LC 0358 [H] Rearrange String k Distance Apart - ALawliet/algorithms GitHub Wiki

'''
Create a heapq orderd by frequency from big to small. The que length will be at most 26.
Create a cooldown dictionary, key being letter, value being remaining frequency, to hold letters in cool down state.

If k==0 or k==1, just return s. Otherwise,
Pop biggest frequency letter from que, add it to result.
Letter frequency -1, put it to the cool down dictionary.
For each iteration, pop letter that finished cooling down from the cool down dictionary, push it back to the frequency heap.
When it is impossible to make a valid result, the result array length must be shorter than input string. In such case we return "".
Time complexity O(nlgm), m is the number of distinct letter.

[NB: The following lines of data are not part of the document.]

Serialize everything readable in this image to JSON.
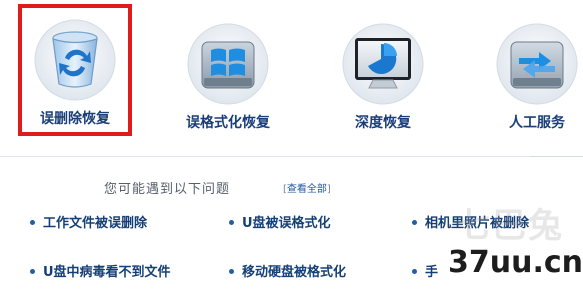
{
  "services": [
    {
      "label": "误删除恢复",
      "icon": "recycle-bin-icon"
    },
    {
      "label": "误格式化恢复",
      "icon": "windows-disk-icon"
    },
    {
      "label": "深度恢复",
      "icon": "pie-chart-monitor-icon"
    },
    {
      "label": "人工服务",
      "icon": "transfer-arrows-icon"
    }
  ],
  "faq": {
    "title": "您可能遇到以下问题",
    "view_all": "查看全部",
    "items": [
      "工作文件被误删除",
      "U盘被误格式化",
      "相机里照片被删除",
      "U盘中病毒看不到文件",
      "移动硬盘被格式化",
      "手"
    ]
  },
  "watermark": {
    "main": "37uu.cn",
    "faint": "七巴兔"
  },
  "colors": {
    "selected_border": "#e01b1b",
    "label_text": "#1a3e78",
    "accent_blue": "#1f5aa0"
  }
}
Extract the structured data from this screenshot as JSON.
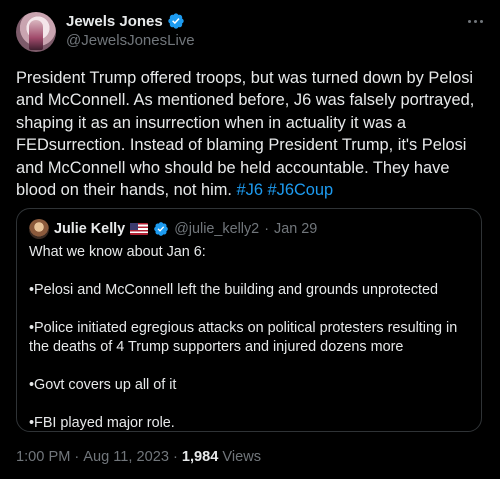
{
  "author": {
    "display_name": "Jewels Jones",
    "handle": "@JewelsJonesLive"
  },
  "icons": {
    "verified": "verified-badge-icon",
    "more": "more-options-icon",
    "flag": "us-flag-icon"
  },
  "colors": {
    "background": "#000000",
    "text": "#e7e9ea",
    "muted": "#71767b",
    "accent": "#1d9bf0",
    "border": "#2f3336"
  },
  "tweet": {
    "text": "President Trump offered troops, but was turned down by Pelosi and McConnell. As mentioned before, J6 was falsely portrayed, shaping it as an insurrection when in actuality it was a FEDsurrection. Instead of blaming President Trump, it's Pelosi and McConnell who should be held accountable. They have blood on their hands, not him.",
    "hashtags": [
      "#J6",
      "#J6Coup"
    ]
  },
  "quoted_tweet": {
    "display_name": "Julie Kelly",
    "handle": "@julie_kelly2",
    "separator": "·",
    "date": "Jan 29",
    "paragraphs": [
      "What we know about Jan 6:",
      "•Pelosi and McConnell left the building and grounds unprotected",
      "•Police initiated egregious attacks on political protesters resulting in the deaths of 4 Trump supporters and injured dozens more",
      "•Govt covers up all of it",
      "•FBI played major role."
    ]
  },
  "meta": {
    "time": "1:00 PM",
    "separator": "·",
    "date": "Aug 11, 2023",
    "separator2": "·",
    "views_count": "1,984",
    "views_label": "Views"
  }
}
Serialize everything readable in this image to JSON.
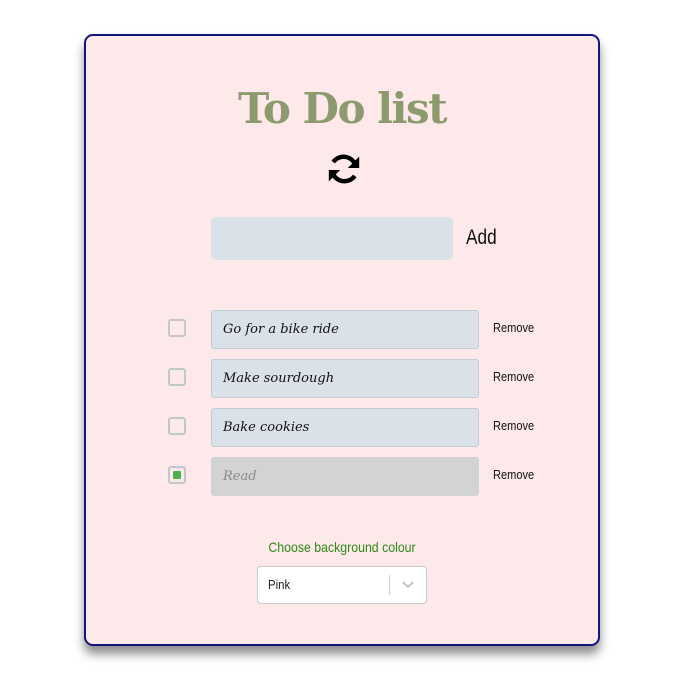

Since k can only be 26, time complexity is O(n)
'''

class Solution:
    def rearrangeString(self, s: str, k: int) -> str:
        if k<=1: 
            return s
        d=collections.defaultdict(int)
        for c in s:
            d[c]+=1
        freqs=[[-d[k],k] for k in d]
        heapq.heapify(freqs)        
        cooling={}
        res=[]
        while freqs:
            freq,c=heapq.heappop(freqs)
            res.append(c)
            freq+=1
            if freq<0:                
                cooling[c]=[freq,c]
            if len(res)>=k and res[-k] in cooling:
                prevFreq,prevC=cooling.pop(res[-k])
                heapq.heappush(freqs,[prevFreq,prevC])        
        return ''.join(res) if len(res)==len(s) else ""